1. Il y a toujours plus malheureux que soi

Voilà longtemps que Jacques et Valentin se connaissent, qu’ils se voient presque tous les jours, qu’ils échangent des nouvelles sur la météo qui ne connaît plus les saisons, sur le monde qui devient fou, ou sur eux-mêmes, leur santé ou leurs projets pour le week-end. Ils ont à peu près le même âge, le début de la soixantaine. Jacques paraît cependant plus vieux – est-ce à cause de sa calvitie, de ses lunettes, de ses traits tirés ? – alors que Valentin semble au mieux de sa forme, toujours de bonne humeur. On ne peut pas dire qu’ils soient vraiment des amis, mais s’est tout de même créé au fur et à mesure une certaine intimité entre eux deux.

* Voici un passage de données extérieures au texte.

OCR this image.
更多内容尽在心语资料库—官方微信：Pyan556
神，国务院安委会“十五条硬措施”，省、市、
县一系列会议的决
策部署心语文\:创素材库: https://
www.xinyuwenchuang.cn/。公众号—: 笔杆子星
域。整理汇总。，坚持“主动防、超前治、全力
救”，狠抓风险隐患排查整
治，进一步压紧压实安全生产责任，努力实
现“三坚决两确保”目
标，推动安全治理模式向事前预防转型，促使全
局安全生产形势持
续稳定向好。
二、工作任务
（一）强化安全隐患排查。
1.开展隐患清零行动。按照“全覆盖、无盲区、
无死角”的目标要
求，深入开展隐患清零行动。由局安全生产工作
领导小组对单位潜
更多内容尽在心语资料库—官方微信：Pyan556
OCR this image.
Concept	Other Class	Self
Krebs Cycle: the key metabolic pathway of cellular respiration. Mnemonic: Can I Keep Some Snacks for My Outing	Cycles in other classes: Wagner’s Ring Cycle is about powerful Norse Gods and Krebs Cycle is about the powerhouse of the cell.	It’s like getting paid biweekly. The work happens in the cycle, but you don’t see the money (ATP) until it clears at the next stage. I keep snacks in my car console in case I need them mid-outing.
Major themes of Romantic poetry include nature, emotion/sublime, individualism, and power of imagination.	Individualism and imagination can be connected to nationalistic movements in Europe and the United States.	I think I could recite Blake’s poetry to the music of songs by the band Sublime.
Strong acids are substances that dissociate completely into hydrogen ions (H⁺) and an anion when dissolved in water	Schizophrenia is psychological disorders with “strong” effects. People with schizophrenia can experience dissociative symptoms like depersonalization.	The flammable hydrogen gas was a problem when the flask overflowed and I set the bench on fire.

Par exemple, Valentin se rend vite compte que Jacques a des soucis, et il l’amène alors discrètement à lui en faire part. Jacques en est arrivé à se confier à lui comme il n’oserait jamais le faire à qui que ce soit d’autres. Pas à sa femme qui est surtout préoccupée par sa carrière politique, par la prochaine réunion du conseil communal, par les commentaires de la presse sur le projet du nouveau tram. Leurs enfants sont loin, maintenant, et se souviennent surtout d’eux quand ils ont besoin d’une petite aide financière ou d’une garderie pour leurs gosses pendant les vacances. Et avec ses collègues du lycée, qui sont à peu près les seules personnes que Jacques rencontre régulièrement, il préfère garder une saine distance de peur de s’immiscer dans leur vie privée, ou inversement. Par contre, sans qu’il ne sache pourquoi, il est en toute confiance avec Valentin qui se montre attentif, compréhensif, compatissant même, et qui trouve toujours le mot juste pour l’encourager à prendre la vie, plus particulièrement sa vie du bon côté. De fil en aiguille, Jacques lui parle de ses inquiétudes, de ses frustrations, mais aussi de ses rêves les plus secrets. Il vient même de lui avouer qu’il nourrissait l’espoir d’un jour tout abandonner, femme, famille, boulot, pour vagabonder par monts et par vaux, pour vivre à l’air libre, pour profiter du temps qui passe. Valentin a approuvé. Malheureusement leur conversation a tourné court parce que Jacques a dû partir précipitamment pour ne pas faire attendre ses élèves. Il a tout juste eu le temps de jeter une piécette dans le gobelet que Valentin, assis par terre sur le trottoir, avec son vieux chien et ses sacs en plastique, tient posé devant lui.